Another annual festival, Holi, celebrates the profuse colours of spring also—though in the southern hemisphere it occurs in autumn, not that it deters revellers splattering each other with multi-coloured powder.
At the official opening outside South Auckland’s Vodafone Events Centre, more than 2000 party-goers cake one another in colour upon the lawn—pure, raw fun, without a drop of alcohol served or seen.
On stage, Indian music lifts from pitch to pitch, from traditional folk to contemporary dance. In flamboyant attire, young Punjabi men step out the high-kneed, arm-waving rhythms of the Punjabi dance Bhangra, defined by the beat of the dhol, a portable, double-headed drum.
“Whenever you play any high-pitched music, the drum can fit into it,” says Harinder Singh, a Punjab-born, 37-year-old account manager. “Bhangra has been adopted by Bollywood movies big time. It’s very, very physical.”
It’s a potent fusion: ancient Asian instruments applied to the backbeats of hip-hop, powering its dance through the 21st century in a new land with a new culture now influenced by the many colours and creeds of its recent migrants.

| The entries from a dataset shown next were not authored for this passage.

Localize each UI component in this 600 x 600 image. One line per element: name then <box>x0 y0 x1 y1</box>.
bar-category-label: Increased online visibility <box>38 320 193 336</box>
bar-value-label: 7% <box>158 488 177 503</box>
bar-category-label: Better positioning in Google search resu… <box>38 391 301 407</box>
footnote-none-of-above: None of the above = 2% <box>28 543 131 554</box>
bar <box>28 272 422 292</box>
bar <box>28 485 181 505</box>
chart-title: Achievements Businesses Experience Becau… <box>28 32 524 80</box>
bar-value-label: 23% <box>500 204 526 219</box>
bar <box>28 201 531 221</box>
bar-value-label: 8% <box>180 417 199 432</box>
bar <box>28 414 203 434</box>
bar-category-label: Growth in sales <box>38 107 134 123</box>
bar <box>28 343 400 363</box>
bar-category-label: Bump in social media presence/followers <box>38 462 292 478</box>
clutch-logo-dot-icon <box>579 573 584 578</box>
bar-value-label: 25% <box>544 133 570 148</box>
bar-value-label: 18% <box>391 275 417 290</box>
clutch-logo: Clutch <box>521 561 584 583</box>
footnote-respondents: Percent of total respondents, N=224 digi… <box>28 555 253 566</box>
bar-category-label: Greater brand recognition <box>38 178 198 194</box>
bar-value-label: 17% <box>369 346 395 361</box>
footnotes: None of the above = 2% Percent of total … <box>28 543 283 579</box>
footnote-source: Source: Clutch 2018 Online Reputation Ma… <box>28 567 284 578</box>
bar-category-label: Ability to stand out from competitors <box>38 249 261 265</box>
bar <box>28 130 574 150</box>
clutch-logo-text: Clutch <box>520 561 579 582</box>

“In the past, the Kiwi was very much a person of the European background, because that was the majority culture,” says Navtej Randhawa. “You even had third-or fourth-generation Indians who were Kiwis, but you always kind of felt he is an Indian rather than a Kiwi. But now, I think people are starting to see that majority is not the majority anymore and a lot of the small groups have started to become very big. They’ve always been Kiwis but now people have a broader understanding of what that means. I personally think that New Zealand has a real culture coming through rather than a single monologue which discouraged a lot of people from expressing their own identities.
“My sons’ generation will grow up without hang-ups,” says Randhawa. “They have got the world at their feet. Now China has just become our biggest trading partner, and then India, with the free-trade agreement coming, everybody will have to do business with India and China. So these kids have actually got the best of both worlds. They know their world is coming; they see a bright future.”